The appropriate lube can prevent discomfort and injury during anal intercourse, make specific toys more manageable, and minimize the likelihood of condom breakage. Dr. Hutcherson further explains that many individuals with vaginas may require lube for various reasons, including age, menstrual cycle phase, medication side effects, stress, chronic ailments, insufficient foreplay, or prolonged intercourse. Lube is suitable for people of all genders, whether engaging in solo or partnered sexual activities.

Cat adds that seeking extra moisture is entirely natural and devoid of shame.
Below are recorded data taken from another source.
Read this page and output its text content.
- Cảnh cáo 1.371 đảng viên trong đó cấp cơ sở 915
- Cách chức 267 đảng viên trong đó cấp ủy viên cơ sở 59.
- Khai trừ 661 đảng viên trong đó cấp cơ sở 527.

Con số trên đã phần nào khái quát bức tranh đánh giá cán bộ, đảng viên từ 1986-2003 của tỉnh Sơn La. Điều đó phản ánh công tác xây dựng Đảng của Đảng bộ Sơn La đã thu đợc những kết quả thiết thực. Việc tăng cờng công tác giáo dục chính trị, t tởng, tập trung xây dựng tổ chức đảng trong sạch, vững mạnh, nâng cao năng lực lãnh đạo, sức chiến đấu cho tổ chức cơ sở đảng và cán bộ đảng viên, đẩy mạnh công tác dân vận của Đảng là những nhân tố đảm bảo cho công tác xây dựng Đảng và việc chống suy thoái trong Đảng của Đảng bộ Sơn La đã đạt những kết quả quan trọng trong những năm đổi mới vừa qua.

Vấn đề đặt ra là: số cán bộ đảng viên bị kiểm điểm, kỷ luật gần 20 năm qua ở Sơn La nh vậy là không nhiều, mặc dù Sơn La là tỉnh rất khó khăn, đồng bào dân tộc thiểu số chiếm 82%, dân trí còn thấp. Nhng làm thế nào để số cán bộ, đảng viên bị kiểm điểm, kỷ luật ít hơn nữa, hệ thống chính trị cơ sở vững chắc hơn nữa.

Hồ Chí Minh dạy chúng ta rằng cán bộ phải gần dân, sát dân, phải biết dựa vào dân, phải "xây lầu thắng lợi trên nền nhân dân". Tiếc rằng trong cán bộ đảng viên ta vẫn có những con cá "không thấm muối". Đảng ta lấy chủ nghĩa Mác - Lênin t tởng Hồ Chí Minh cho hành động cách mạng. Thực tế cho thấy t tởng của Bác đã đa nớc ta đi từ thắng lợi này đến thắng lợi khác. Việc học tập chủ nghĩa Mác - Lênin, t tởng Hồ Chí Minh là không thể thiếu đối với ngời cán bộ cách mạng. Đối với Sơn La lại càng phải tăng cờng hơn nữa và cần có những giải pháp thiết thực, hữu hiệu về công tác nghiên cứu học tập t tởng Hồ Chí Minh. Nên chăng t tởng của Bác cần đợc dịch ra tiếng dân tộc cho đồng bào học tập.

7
The myth that vaginal arousal equates to automatic lubrication for any sexual activity is debunked. Vaginas sometimes self-lubricate under certain circumstances, but multiple factors can hinder sufficient natural lubrication.

Finding a Safe Lube

As a general guideline, Dr. Hutcherson suggests opting for lubes with fewer unfamiliar ingredients. This principle applies to most products applied to your body.

She emphasizes, “The more natural, the better.” Archie and Cat recommend silicone- and water-based formulas like Überlube and Sutil Luxe. Additionally, Good Clean Love’s Origins Love Oil offers an oil-based option with easily recognizable ingredients.

Ultimately, selecting the “best” lube boils down to personal preference. Dr. Hutcherson recommends experimenting with various lube formulations containing straightforward, minimal ingredients until you discover the one that suits you and your partner best. This marks the beginning of real enjoyment.